Pada kesempatan itu, Kahiyang juga menyampaikan bahwa TP PKK Sumut telah meluncurkan layanan Sistem Informasi Pelaporan dan Data (SIPANDA). Aplikasi digital tersebut dirancang untuk mendukung tertib administrasi, mempercepat pelaporan kegiatan, serta mendorong penerapan sistem paperless bagi seluruh pengurus PKK mulai tingkat kabupaten/kota hingga kelurahan.

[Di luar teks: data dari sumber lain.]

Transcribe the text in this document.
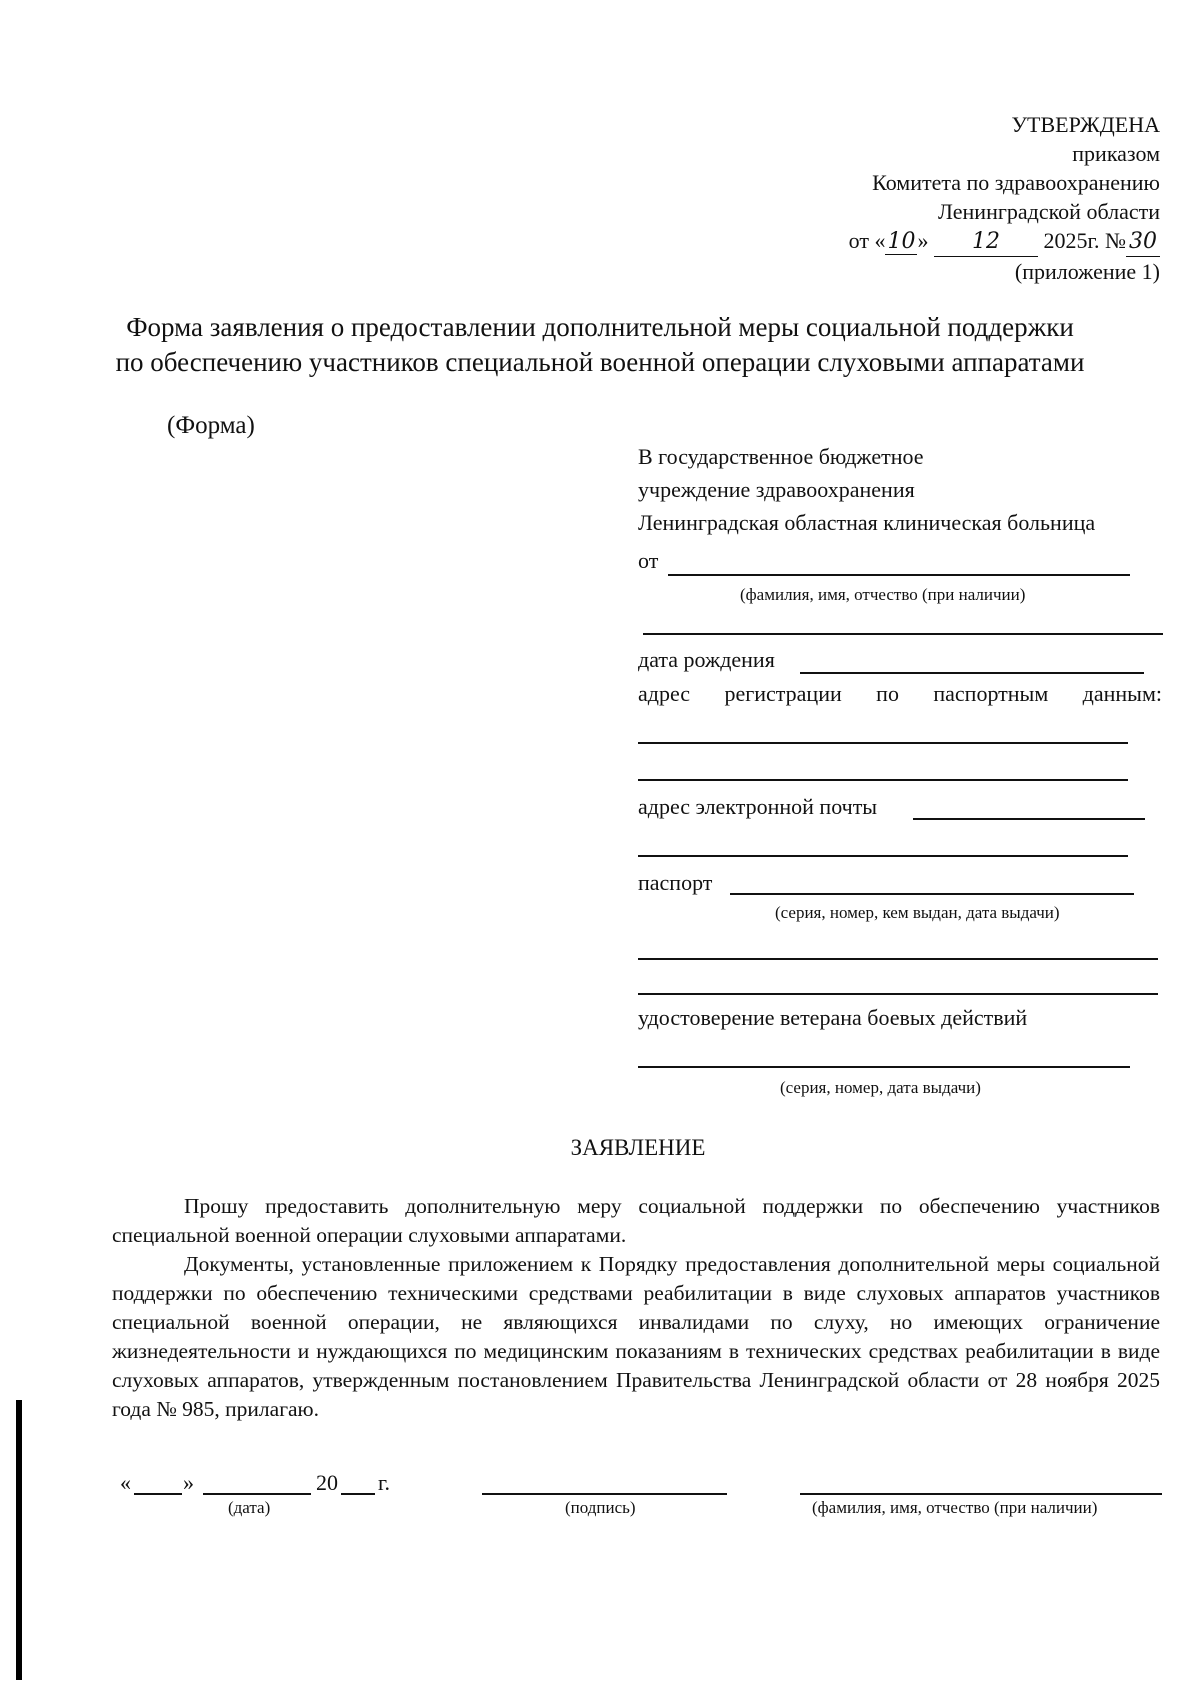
УТВЕРЖДЕНА
приказом
Комитета по здравоохранению
Ленинградской области
от «10» 12 2025г. № 30
(приложение 1)
Форма заявления о предоставлении дополнительной меры социальной поддержки
по обеспечению участников специальной военной операции слуховыми аппаратами
(Форма)
В государственное бюджетное
учреждение здравоохранения
Ленинградская областная клиническая больница
от
(фамилия, имя, отчество (при наличии)
дата рождения
адрес регистрации по паспортным данным:
адрес электронной почты
паспорт
(серия, номер, кем выдан, дата выдачи)
удостоверение ветерана боевых действий
(серия, номер, дата выдачи)
ЗАЯВЛЕНИЕ
Прошу предоставить дополнительную меру социальной поддержки по обеспечению участников специальной военной операции слуховыми аппаратами.
Документы, установленные приложением к Порядку предоставления дополнительной меры социальной поддержки по обеспечению техническими средствами реабилитации в виде слуховых аппаратов участников специальной военной операции, не являющихся инвалидами по слуху, но имеющих ограничение жизнедеятельности и нуждающихся по медицинским показаниям в технических средствах реабилитации в виде слуховых аппаратов, утвержденным постановлением Правительства Ленинградской области от 28 ноября 2025 года № 985, прилагаю.
« »	20 г.
(дата)	(подпись)	(фамилия, имя, отчество (при наличии)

"Kepada narasumber, saya juga menyampaikan apresiasi dan terimakasih yang sudah berbagi pengetahuan kepada kita," ujarnya.

Sementara itu, Direktorat Fasilitasi Lembaga Kemasyarakatan dan Adat Desa, Pemberdayaan dan Kesejahteraan Keluarga, serta Pos Pelayanan Terpadu, Nitta Rosalin, hadir sebagai narasumber. Dalam paparannya, ia menjelaskan mengenai Gerakan PKK, tugas dan fungsi PKK, hingga mekanisme kelembagaan PKK.

Menurutnya, PKK merupakan organisasi kemasyarakatan terbesar, paling masif, dan paling luas jangkauannya di Indonesia. Sejak dibentuk pada 1967, PKK menjadi satu-satunya organisasi yang menjangkau hingga tingkat keluarga.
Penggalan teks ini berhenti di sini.